VX nerve agent found on Kim Jong-nam's face: Malaysian police

Source from the Yonhap News Agency said the half brother of North Korean leader Kim Jong-un was killed with the toxic VX nerve agent, a statement by Malaysian police showed Friday.

Traces of the nerve agent were found on swabs of the North Korean's face and eyes, according to a preliminary analysis from the Chemistry Department of Malaysia, it said.

Kim Jong-nam, the first son of late former leader Kim Jong-il, was killed at an airport in Malaysia on Feb. 13 after two Asian women allegedly wiped a toxic substance on his face.

VX, one of the most toxic chemical warfare agents, is tasteless and odorless, according to a website of the U.S. Center for Disease Control. Exposure to the agent can cause death in minutes, it said.

Police said Wednesday that the two female suspects -- Vietnamese and Indonesian -- were aware that they took part in the attack and smeared the chemical on Kim's face with their bare hands but claimed they were deceived into thinking that they were part of a comedy show. The two women washed their hands after the attack.

Malaysian police said that besides the two women, a total of eight North Koreans are suspected of being involved in Kim's murder.

Four North Korean men fled Malaysia on the day of Kim's death and are now believed to have escaped to Pyongyang. Police arrested a North Korean man while looking for three others, including a diplomat and an employee at Air Koryo, the North's flag carrier.
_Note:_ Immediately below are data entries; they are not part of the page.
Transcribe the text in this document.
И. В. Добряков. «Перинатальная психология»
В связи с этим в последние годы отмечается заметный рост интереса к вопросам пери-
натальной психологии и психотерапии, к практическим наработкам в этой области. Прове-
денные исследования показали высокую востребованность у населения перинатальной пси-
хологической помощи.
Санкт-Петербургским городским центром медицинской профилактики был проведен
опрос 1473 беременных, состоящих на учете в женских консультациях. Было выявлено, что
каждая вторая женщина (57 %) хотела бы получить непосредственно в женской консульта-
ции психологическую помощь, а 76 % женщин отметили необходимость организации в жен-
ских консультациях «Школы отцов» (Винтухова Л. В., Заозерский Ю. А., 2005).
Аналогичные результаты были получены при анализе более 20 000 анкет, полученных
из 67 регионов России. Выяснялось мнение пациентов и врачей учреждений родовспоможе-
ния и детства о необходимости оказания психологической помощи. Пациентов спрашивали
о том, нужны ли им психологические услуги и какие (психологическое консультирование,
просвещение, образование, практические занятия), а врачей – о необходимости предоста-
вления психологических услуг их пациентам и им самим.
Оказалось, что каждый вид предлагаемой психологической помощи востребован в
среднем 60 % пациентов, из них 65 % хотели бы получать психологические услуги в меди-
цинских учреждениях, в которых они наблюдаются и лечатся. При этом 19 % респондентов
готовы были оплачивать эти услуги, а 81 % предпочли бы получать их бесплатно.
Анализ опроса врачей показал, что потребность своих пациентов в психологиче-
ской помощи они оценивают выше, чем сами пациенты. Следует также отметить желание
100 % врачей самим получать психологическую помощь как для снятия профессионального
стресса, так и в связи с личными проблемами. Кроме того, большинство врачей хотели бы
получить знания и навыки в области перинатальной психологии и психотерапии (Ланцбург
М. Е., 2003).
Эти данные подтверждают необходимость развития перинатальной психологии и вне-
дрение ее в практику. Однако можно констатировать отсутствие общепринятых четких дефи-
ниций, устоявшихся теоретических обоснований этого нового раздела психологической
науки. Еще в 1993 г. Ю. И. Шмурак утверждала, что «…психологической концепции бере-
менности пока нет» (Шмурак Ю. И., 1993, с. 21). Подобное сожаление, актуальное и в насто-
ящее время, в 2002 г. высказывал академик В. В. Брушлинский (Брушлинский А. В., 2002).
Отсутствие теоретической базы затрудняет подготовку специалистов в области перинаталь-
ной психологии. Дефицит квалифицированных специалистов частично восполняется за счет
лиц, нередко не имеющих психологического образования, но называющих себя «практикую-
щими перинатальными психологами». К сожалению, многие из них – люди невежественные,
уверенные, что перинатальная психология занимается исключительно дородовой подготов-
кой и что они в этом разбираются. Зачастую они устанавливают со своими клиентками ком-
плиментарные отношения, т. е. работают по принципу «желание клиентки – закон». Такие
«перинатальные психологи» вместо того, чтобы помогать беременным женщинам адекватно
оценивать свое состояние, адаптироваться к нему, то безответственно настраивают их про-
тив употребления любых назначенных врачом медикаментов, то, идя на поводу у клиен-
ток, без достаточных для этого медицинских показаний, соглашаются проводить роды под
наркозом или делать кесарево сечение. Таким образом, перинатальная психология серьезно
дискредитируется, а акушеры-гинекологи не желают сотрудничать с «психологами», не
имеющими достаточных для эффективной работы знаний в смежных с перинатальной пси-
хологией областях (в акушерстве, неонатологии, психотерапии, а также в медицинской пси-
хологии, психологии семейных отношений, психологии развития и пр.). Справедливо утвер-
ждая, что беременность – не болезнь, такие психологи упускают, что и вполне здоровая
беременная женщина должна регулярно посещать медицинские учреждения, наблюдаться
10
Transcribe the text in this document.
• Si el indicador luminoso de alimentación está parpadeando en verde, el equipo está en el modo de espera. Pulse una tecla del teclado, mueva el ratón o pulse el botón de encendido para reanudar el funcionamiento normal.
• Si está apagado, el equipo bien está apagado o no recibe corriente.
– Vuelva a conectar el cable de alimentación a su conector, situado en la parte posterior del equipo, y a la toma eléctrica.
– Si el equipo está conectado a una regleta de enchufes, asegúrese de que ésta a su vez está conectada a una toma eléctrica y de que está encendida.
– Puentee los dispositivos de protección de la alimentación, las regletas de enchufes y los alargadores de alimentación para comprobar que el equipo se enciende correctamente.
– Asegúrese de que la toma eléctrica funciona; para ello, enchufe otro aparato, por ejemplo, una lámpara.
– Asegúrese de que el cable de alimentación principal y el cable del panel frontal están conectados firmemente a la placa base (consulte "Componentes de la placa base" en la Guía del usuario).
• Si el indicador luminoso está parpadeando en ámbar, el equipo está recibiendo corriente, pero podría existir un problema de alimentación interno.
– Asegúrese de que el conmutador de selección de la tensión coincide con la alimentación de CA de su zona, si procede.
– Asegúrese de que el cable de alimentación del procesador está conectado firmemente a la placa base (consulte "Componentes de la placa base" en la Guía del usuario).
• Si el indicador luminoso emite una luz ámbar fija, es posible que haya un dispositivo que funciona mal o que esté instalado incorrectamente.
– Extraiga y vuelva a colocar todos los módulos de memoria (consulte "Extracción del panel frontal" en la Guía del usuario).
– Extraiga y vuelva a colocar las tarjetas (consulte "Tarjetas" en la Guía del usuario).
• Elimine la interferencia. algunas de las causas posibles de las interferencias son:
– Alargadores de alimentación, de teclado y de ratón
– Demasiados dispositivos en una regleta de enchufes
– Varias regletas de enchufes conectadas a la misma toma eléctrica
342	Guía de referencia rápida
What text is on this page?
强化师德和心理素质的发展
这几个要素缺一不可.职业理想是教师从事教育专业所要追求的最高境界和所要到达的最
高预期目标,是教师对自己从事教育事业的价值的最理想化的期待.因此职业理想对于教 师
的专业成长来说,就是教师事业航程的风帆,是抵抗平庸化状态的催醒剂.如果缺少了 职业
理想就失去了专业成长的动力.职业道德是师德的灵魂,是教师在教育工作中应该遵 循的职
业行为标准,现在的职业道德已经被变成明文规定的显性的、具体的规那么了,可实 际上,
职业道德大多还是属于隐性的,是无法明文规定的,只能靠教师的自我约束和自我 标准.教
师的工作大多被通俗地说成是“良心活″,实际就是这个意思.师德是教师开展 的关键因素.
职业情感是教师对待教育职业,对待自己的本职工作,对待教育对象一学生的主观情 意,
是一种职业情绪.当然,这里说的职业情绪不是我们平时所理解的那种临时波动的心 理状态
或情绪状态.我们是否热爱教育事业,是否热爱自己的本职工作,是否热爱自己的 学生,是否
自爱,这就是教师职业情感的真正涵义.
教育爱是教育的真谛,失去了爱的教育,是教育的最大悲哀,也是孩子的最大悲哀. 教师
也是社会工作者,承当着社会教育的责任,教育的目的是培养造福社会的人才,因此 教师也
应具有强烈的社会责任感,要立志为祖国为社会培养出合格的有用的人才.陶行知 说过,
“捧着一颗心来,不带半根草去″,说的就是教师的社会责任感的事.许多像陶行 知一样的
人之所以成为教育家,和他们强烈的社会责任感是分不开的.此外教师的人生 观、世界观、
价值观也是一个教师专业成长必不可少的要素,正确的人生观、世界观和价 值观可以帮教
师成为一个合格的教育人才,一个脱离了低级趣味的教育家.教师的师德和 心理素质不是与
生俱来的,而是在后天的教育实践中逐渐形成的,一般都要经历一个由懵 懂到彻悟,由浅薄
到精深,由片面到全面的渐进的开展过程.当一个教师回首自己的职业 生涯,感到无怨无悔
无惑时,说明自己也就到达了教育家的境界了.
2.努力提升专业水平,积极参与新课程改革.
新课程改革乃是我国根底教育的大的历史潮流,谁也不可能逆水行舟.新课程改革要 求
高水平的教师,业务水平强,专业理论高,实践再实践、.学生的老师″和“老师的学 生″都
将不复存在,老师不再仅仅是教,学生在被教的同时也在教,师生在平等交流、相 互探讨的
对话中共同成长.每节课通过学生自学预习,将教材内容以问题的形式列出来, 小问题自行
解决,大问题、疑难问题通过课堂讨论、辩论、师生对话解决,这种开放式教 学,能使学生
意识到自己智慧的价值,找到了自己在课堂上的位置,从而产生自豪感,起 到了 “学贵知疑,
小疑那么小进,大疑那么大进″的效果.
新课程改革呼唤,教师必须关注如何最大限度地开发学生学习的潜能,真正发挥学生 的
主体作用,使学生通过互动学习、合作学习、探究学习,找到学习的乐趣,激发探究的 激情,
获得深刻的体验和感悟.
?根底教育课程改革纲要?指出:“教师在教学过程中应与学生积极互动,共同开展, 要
South Korea said that it is highly likely that the North Korean regime is behind Kim's killing. North Korean leader Kim Jong-un issued a standing order to kill his brother after assuming power in late 2011.

In its first official response, North Korea said Thursday that Malaysia colluded with South Korea in its investigation into the killing of Kim Jong-nam, claiming that Seoul is masterminding an anti-North Korea conspiracy.